Analytics running on the video feeds from the millions of surveillance cameras worldwide are recognizing objects and their behaviors to provide situational awareness of remote locations. As these algorithms get smarter, a new market is forming that incorporates video analytics into business intelligence tools. This market has the potential to grow to nearly $1 billion by 2016, according to ABI Research.
Business intelligence tools incorporating video analytics will become a $900 million market by 2016, according to ABI Research.
Video analytics gets its smarts from emulating the functions of a biological visual cortex, allowing it to extract features from images with recognition algorithms. That information is then used to deduce the perceived behaviors in a manner similar to how a human would.

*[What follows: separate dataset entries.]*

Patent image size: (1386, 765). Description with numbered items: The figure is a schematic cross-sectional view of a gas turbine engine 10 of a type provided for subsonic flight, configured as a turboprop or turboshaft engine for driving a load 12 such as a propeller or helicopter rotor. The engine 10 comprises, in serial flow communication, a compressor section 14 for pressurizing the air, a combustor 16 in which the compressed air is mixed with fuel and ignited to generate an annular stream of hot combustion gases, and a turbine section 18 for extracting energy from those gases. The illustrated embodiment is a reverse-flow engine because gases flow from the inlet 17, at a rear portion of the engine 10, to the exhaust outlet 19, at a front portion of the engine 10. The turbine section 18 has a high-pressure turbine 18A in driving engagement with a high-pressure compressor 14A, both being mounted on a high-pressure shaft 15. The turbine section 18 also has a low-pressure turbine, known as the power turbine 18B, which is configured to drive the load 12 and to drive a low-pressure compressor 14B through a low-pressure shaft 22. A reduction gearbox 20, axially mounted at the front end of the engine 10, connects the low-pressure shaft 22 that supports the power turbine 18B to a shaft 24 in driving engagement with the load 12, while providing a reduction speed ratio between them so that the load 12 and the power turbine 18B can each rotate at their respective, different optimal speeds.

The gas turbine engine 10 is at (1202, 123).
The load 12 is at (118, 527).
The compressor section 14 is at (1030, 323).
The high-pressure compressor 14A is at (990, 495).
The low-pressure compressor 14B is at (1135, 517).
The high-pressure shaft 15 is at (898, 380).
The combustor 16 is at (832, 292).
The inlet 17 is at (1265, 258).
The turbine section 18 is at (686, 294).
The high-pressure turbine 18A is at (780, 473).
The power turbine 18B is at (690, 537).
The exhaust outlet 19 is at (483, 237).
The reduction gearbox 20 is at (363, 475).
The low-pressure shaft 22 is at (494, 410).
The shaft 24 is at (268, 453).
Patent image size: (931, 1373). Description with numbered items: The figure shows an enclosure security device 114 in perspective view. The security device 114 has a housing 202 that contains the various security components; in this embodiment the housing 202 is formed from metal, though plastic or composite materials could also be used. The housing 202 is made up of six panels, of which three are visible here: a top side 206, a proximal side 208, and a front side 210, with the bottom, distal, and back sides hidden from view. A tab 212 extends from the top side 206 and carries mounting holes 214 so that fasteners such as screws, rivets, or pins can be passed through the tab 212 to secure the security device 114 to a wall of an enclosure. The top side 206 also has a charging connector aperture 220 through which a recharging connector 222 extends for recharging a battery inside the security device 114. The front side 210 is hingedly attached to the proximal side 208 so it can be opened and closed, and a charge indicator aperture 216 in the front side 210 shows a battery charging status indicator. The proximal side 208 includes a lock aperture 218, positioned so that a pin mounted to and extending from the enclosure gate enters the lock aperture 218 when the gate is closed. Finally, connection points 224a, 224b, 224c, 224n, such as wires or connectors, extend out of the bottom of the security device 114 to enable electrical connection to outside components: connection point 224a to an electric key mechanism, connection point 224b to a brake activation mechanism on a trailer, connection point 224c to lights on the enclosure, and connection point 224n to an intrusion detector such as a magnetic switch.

Today security is still the seminal application, but business apps are growing fast in fields as diverse as entertainment, health care, retailing, automotive, transportation, home automation and safety.
Most video analytics today run on servers, but accelerated PCs are also getting into the act, moving the analytic engines closer to the "edge" of the network where the video cameras themselves are located. Starting out with simple security algorithms, such as detecting motion inside a retail business at night when no one should be there, video analytics are getting smarter. For example, today they might be used by an operator to pinpoint objects that are moving, outline them with bright colored outlines and track them as they move.
For retail, just counting the number of people frequenting different sections of a store can be useful, but more sophisticated algorithms are already available. For instance, digital signs are starting to use cameras to perceive their viewers, and then use analytics to change the displayed content to match the age and gender of the person currently looking at the sign. For sports, video analytics are being used to follow the ball, highlighting the player currently in possession as he or she moves around the field. And for mobile applications, smart video egomotion estimation techniques are able to identify the route being driven from vehicle-mounted cameras, creating a kind of visual odometer that does not require GPS.
ABI Research recently surveyed smart video analytics in its report Intelligent Video Analytics, where it concludes that business intelligence usage of video analytics is shifting to PC-based edge-located devices, an effort being led by Intel's digital signage group.